Das NIJZ hat im November klargestellt, dass der Schutz nach Infektion aus fachlicher Sicht wahrscheinlich mindestens neun Monate anhält, aber dass die Entscheidung über die Gültigkeit des Status Erholter von der EU und der Regierung abhängt. Die Herrschenden bombardieren uns täglich mit Anweisungen, den Experten zu vertrauen. Sie sollen bei sich anfangen, vielleicht fängt dann bei anderen etwas an.
Zahlreiche Studien zeigen, dass Erholte einen langlebigeren und effektivere Schutz vor Reinfektion haben als Geimpfte. Erholte stellen für die Gesellschaft ein extrem geringes Risiko für die Ausbreitung von Coronavirus-Infektionen dar und belasten das Gesundheitssystem nicht, zumindest nicht die Intensivstationen, wenn sie sich schon wieder anstecken.
Der Status Erholter ist politisch auf 180 Tage begrenzt aufgrund der EU-Verordnung und Regierungsdekrete. Wenn das kein klares Signal ist, dass es nicht um den Schutz der Gesundheit der Menschen geht, sondern um den Schutz der „Gesundheit“ der Transaktionskonten pharmazeutischer Giganten und (Pro)Anbieter von Tests, weiß ich nicht, was es ist.

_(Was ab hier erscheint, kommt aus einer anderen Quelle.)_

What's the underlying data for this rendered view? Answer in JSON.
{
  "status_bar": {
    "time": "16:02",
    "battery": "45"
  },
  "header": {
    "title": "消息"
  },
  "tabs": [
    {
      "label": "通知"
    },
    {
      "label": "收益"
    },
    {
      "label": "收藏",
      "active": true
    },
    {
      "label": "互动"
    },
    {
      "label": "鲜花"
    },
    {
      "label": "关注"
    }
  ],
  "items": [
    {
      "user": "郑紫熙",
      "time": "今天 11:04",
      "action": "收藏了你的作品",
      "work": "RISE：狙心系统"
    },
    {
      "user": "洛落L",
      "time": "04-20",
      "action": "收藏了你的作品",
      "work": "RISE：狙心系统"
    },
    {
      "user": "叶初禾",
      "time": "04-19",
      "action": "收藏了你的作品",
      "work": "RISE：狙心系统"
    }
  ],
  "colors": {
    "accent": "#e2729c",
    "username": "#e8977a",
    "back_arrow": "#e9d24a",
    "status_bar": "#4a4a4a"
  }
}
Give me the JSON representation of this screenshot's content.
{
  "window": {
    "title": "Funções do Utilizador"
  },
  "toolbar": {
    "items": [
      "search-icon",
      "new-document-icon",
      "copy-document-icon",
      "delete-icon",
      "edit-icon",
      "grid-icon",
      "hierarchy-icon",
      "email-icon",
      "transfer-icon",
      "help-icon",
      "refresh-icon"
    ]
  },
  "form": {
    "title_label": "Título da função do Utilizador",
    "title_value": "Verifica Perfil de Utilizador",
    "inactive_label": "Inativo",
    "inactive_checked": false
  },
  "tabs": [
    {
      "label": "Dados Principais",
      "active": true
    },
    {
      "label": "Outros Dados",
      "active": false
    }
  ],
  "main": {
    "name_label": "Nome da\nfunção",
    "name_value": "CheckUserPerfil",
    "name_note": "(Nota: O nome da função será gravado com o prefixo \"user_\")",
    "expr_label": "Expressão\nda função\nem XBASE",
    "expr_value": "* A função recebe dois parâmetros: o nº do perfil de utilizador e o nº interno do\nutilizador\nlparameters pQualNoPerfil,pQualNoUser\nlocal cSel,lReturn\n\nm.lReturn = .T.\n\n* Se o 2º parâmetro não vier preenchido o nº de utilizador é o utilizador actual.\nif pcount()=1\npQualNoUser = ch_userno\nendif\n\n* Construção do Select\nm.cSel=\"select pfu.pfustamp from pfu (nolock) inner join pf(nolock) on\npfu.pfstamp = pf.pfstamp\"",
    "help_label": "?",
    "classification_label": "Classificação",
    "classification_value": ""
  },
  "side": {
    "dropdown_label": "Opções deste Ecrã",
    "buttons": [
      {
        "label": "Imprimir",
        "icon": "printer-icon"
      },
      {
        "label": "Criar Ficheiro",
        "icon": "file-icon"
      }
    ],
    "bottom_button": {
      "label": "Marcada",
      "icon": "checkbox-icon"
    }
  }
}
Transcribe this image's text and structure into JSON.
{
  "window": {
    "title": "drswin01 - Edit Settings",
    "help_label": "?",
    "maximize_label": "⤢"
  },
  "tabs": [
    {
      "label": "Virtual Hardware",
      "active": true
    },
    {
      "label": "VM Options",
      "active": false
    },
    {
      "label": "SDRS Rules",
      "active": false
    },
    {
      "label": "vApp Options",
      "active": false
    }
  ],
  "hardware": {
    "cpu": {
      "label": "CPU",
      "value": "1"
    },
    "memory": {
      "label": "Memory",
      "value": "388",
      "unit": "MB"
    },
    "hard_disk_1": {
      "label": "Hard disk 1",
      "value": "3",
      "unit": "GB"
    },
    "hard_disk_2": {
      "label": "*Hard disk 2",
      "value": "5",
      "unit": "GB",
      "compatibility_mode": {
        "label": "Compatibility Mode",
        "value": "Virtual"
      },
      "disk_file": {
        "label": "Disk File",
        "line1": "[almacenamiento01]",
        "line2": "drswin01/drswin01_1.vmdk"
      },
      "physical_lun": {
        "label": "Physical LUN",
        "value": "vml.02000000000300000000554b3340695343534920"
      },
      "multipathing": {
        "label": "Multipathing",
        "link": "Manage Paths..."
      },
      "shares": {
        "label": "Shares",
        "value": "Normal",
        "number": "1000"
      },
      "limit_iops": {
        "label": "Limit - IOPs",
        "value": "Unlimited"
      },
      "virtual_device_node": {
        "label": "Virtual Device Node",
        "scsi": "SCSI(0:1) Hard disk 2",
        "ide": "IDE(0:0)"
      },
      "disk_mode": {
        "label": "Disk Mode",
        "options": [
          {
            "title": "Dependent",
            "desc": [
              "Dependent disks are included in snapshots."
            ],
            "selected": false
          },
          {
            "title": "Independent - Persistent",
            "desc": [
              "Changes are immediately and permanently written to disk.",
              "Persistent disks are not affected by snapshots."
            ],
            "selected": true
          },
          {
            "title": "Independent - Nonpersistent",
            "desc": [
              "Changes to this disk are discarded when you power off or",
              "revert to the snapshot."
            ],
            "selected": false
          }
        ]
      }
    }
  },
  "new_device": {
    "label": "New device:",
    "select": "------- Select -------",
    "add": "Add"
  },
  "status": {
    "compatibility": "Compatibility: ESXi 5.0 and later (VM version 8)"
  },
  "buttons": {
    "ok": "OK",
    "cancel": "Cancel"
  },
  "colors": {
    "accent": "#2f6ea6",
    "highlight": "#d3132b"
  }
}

„Vor allem muss berücksichtigt werden, dass die Daten zu Erholten schlecht verarbeitet sind, da einige Studien zeigen, dass die Wahrscheinlichkeit, dass ein Erholter ins Krankenhaus kommt, fünfmal höher ist als bei Geimpften.“ Das hat die Leiterin der Expertengruppe Dr. Mateja Logar gesagt. Sie hat aber nicht gesagt, welche Studien und wer sie durchgeführt hat. Ich weiß auch nicht, warum man solche Studien überhaupt suchen würde. Es reicht, die Daten auf dem Tracker anzuschauen. Und was sagen die Daten zu Hospitalisierungen Kranker auf Intensivtherapie für den Zeitraum vom 2. August 2021 bis 2. Dezember 2022, d.h. die letzten 5 Monate:
- 1218 Ungeimpfte
- 409 Geimpfte oder teilweise Geimpfte
- nur 12 Erholte.
Von insgesamt 1639 Intensivhospitalisierungen betrug der Anteil Erholter armselige 0,7 Prozent, was statistisch vernachlässigbar ist. Dennoch müssen alle Erholten sich nach einem halben Jahr entweder impfen lassen oder testen. Geht es wirklich um Gesundheit? Geht es überhaupt um gesunden Menschenverstand? Die Antwort ist klar – wir haben es mit kranken Geistern zu tun, die in der Hast nach Profiten und Positionen Massen von Menschen terrorisieren. Solange Hospitalisierungen von Erholten sich nicht mindestens verzehnfachen, ist jede Diskussion über zeitliche Begrenzung des Erholtenstatus unnötig.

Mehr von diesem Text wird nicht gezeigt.